Besides queue optimization, what other performance boosts does io_uring offer?
Although read & write system calls are gone, io_uring still needs other calls, like io_uring_enter to notify the kernel to process tasks. However, this is still more efficient than epoll:
epoll:
epoll_wait+read/writesystem calls.io_uring:
io_uring_entertriggers the kernel and waits for CQ entries.
SQPOLL Mode for Zero I/O System Calls
To achieve zero I/O system calls, io_uring supports the SQPOLL mode. In this mode, the kernel uses an additional kernel thread to continuously poll the SQ. The user-space process does not need to execute io_uring_enter; it only needs to continuously poll the CQ. The downside is that if there is no data in the CQ, the process will perform many "useless" pulls. Therefore, SQPOLL is suitable for high-intensity, low-latency request scenarios.
IOPOLL Mode for Hardware Interrupt Optimization
The second optimization concerns hardware interrupts. io_uring still relies on hardware interrupts to signal completion, after which the kernel places the I/O results into the CQ.

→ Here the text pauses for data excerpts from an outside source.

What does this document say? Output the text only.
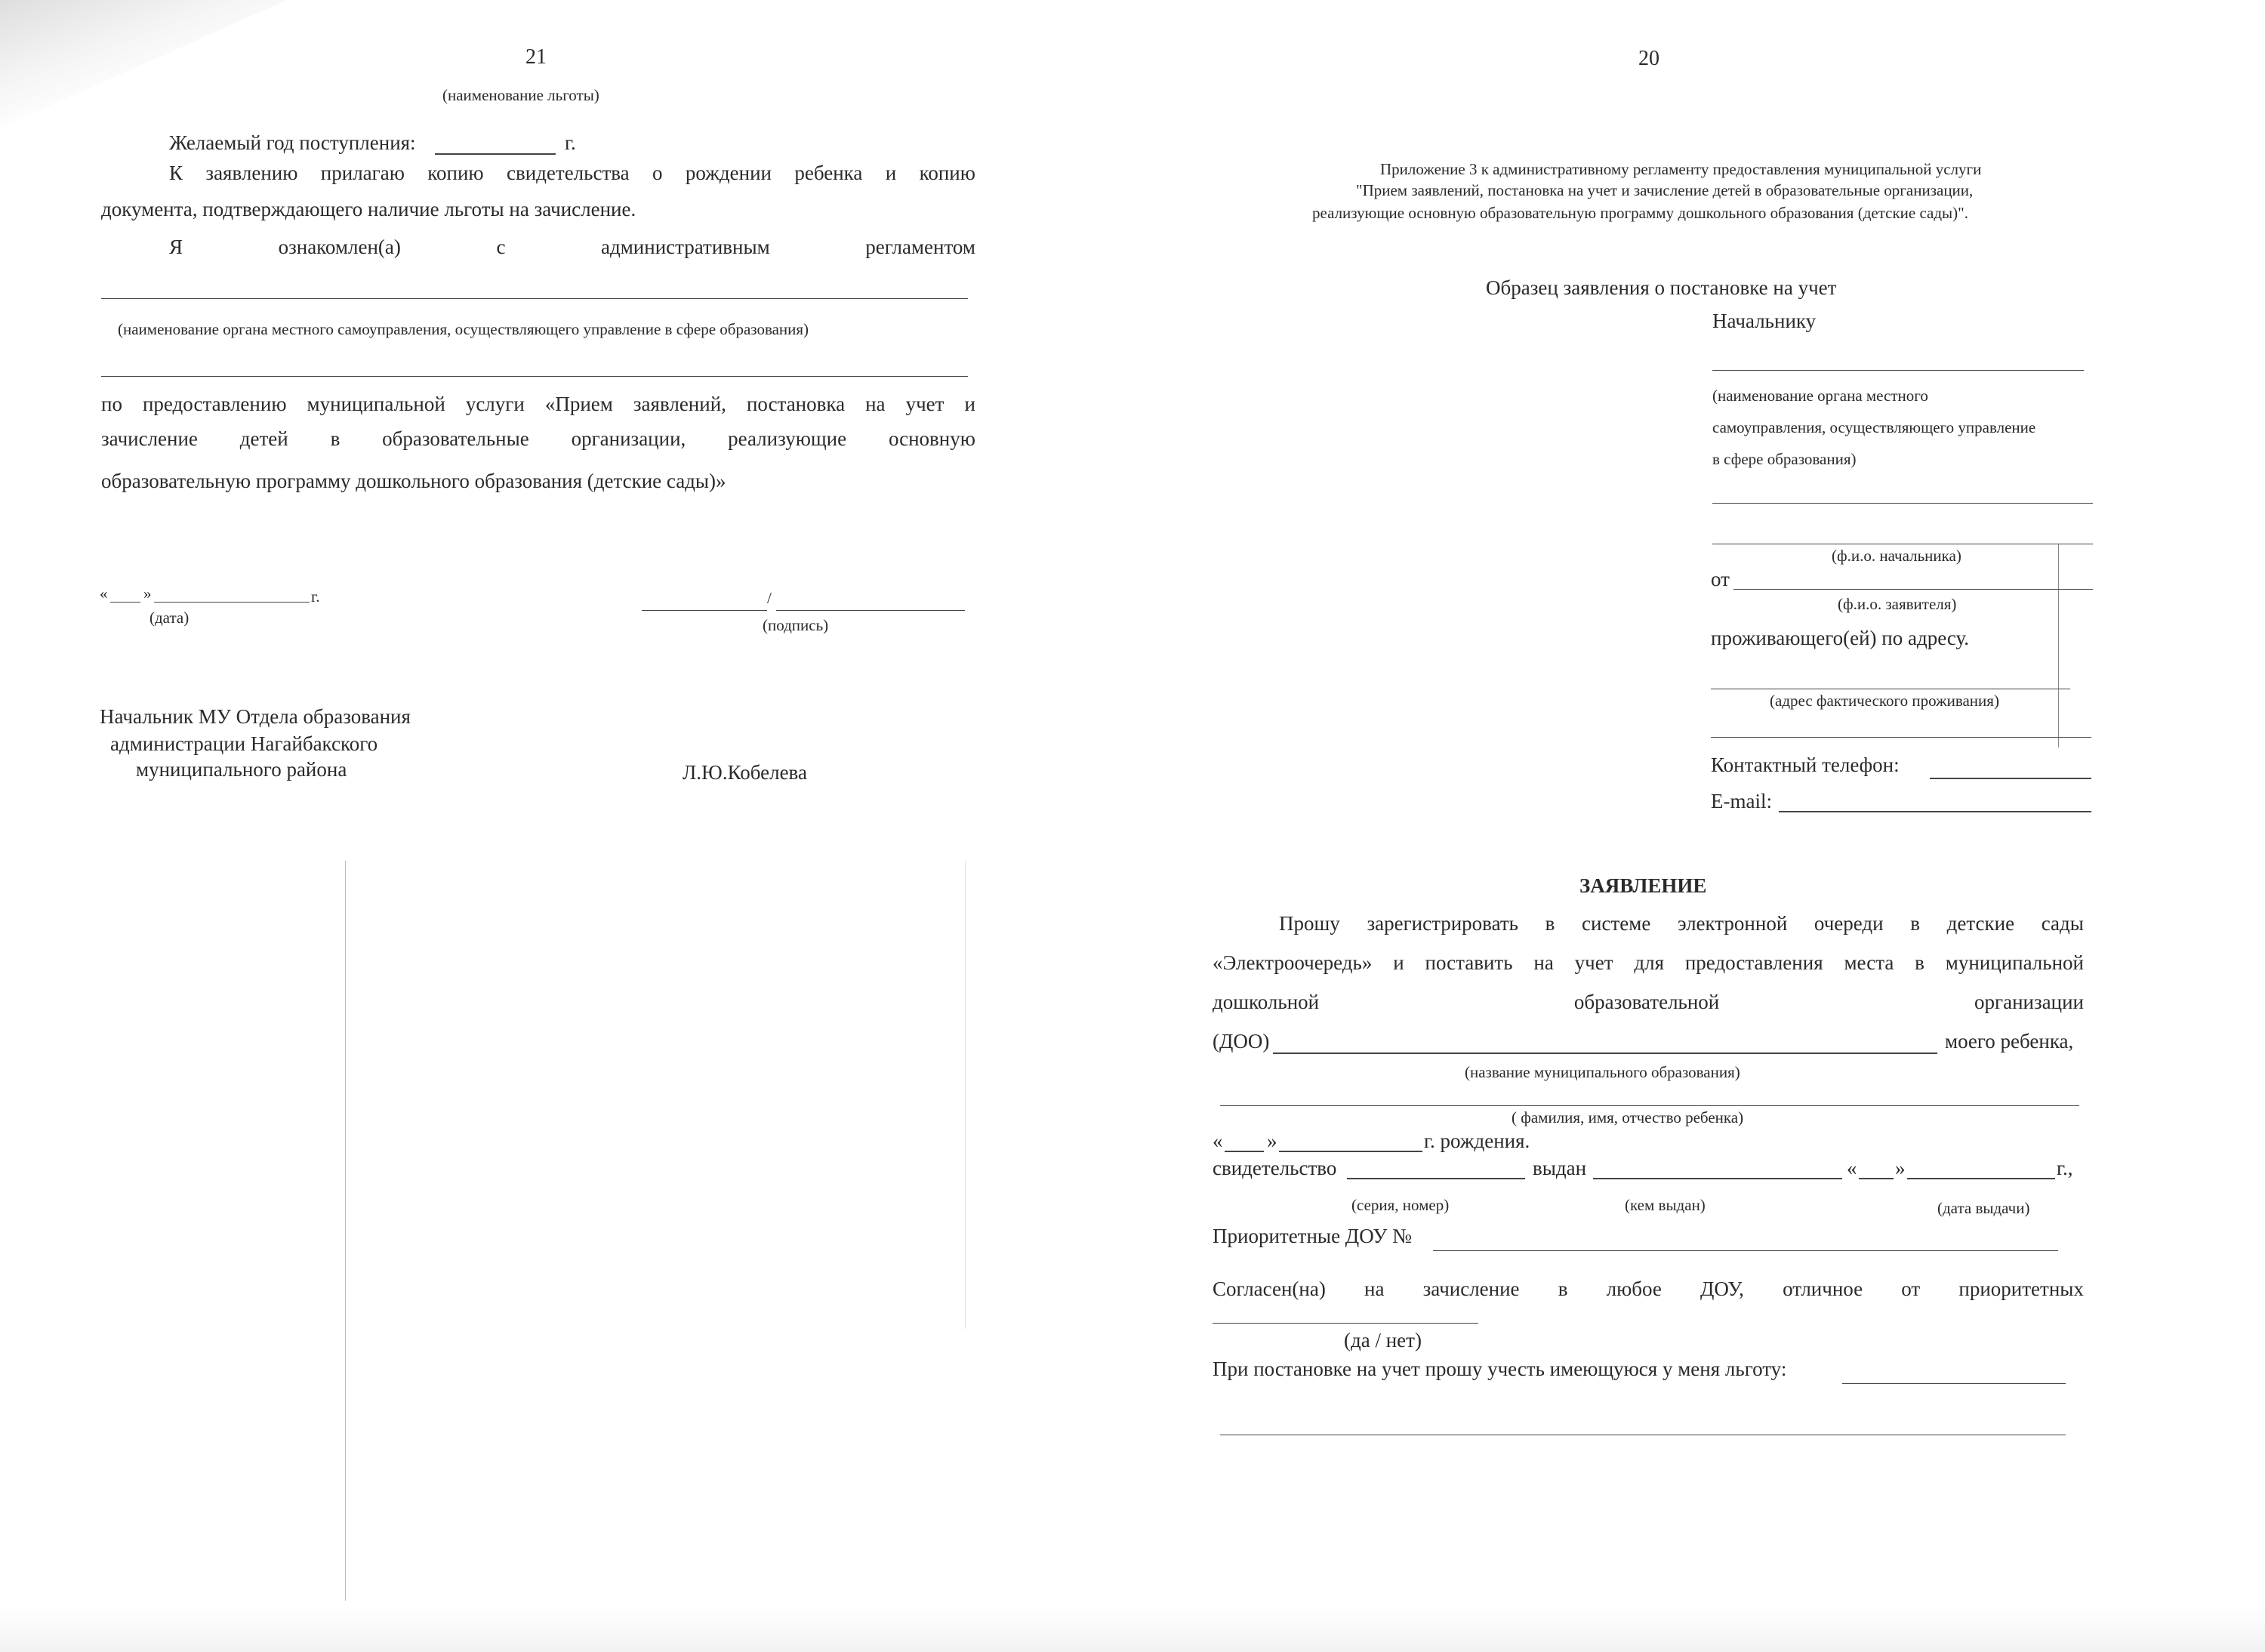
21
(наименование льготы)
Желаемый год поступления:	г.
К заявлению прилагаю копию свидетельства о рождении ребенка и копию
документа, подтверждающего наличие льготы на зачисление.
Я	ознакомлен(а)	с	административным	регламентом
(наименование органа местного самоуправления, осуществляющего управление в сфере образования)
по предоставлению муниципальной услуги «Прием заявлений, постановка на учет и
зачисление детей в образовательные организации, реализующие основную
образовательную программу дошкольного образования (детские сады)»
« »	г.
(дата)
/
(подпись)
Начальник МУ Отдела образования
администрации Нагайбакского
муниципального района	Л.Ю.Кобелева
20
Приложение 3 к административному регламенту предоставления муниципальной услуги
"Прием заявлений, постановка на учет и зачисление детей в образовательные организации,
реализующие основную образовательную программу дошкольного образования (детские сады)".
Образец заявления о постановке на учет
Начальнику
(наименование органа местного
самоуправления, осуществляющего управление
в сфере образования)
(ф.и.о. начальника)
от
(ф.и.о. заявителя)
проживающего(ей) по адресу.
(адрес фактического проживания)
Контактный телефон:
E-mail:
ЗАЯВЛЕНИЕ
Прошу зарегистрировать в системе электронной очереди в детские сады
«Электроочередь» и поставить на учет для предоставления места в муниципальной
дошкольной	образовательной	организации
(ДОО)	моего ребенка,
(название муниципального образования)
( фамилия, имя, отчество ребенка)
« »	г. рождения.
свидетельство	выдан	« »	г.,
(серия, номер)	(кем выдан)	(дата выдачи)
Приоритетные ДОУ №
Согласен(на) на зачисление в любое ДОУ, отличное от приоритетных
(да / нет)
При постановке на учет прошу учесть имеющуюся у меня льготу:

However, hardware interrupts are not free. When the CPU receives an interrupt, it must first execute the interrupt handler. In addition to pausing the current instruction, it also flushes subsequent instructions in the pipeline. After handling the interrupt, execution resumes from the interrupted instruction address, and the following instructions are decoded and refilled into the pipeline.
If a large number of interrupts arrive in a short period, the CPU repeatedly flushing its pipeline becomes costly. To mitigate this, the kernel uses NAPI to handle network packet interrupts. After receiving the first interrupt, it switches to a polling mode, draining packets from the NIC in batches to avoid a burst of interrupts triggered by incoming traffic.

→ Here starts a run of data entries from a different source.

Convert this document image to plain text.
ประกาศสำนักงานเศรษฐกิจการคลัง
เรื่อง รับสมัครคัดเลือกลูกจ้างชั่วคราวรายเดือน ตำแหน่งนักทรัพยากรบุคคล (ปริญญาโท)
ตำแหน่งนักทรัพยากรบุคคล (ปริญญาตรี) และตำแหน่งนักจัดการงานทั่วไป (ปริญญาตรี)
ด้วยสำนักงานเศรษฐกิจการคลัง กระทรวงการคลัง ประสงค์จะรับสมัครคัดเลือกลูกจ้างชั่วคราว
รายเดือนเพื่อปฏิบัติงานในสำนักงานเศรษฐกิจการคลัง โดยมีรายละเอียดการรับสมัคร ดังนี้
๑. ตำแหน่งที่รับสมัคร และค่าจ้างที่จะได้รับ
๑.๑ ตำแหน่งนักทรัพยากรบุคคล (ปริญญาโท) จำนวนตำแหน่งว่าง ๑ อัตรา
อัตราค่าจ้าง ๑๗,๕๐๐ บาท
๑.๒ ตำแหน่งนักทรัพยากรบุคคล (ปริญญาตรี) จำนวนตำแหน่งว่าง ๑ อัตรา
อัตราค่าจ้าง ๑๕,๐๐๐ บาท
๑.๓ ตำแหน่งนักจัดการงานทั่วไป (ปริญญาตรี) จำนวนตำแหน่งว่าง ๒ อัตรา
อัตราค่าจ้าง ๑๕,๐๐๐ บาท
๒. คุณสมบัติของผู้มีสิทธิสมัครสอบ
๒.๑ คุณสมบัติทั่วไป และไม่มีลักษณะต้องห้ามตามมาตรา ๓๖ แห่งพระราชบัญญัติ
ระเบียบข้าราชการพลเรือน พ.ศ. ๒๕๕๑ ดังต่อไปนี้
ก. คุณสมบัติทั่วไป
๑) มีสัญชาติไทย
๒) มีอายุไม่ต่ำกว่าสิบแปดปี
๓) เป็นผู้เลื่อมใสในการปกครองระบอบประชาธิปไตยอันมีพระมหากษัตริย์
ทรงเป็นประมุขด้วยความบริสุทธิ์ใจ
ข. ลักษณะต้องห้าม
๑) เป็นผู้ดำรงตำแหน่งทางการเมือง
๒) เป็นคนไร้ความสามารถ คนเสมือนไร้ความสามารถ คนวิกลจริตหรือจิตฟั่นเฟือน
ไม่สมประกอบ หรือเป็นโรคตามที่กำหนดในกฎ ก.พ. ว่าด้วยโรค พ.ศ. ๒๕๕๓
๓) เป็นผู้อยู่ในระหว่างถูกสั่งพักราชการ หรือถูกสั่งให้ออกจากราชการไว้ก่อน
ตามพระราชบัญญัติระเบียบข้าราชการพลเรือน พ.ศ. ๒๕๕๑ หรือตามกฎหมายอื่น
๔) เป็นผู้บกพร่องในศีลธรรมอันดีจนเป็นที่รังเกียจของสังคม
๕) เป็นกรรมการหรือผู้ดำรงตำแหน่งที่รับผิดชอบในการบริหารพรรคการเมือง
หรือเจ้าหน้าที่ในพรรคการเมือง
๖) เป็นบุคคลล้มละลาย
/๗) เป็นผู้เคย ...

However, NAPI is primarily designed for network packet processing. When io_uring is used for file I/O (e.g., databases), a surge of read operations can still generate a large number of interrupts. To address this, io_uring provides the IO_POLL mode, which bypasses interrupts entirely and continuously polls the device for completion events.
Real-world Application: PostgreSQL 18
Databases perform frequent File I/O. PostgreSQL 18 introduced an async I/O mechanism with two modes:
worker (default): Delegates
read()/write()to another process. Boosts read-heavy query performance by ~1.5x.io_uring: Uses
io_uringfor I/O. Boosts read-heavy performance by ~2.7x.
Note: Since io_uring is asynchronous, PG warns that EXPLAIN ANALYZE for I/O timing may become less accurate.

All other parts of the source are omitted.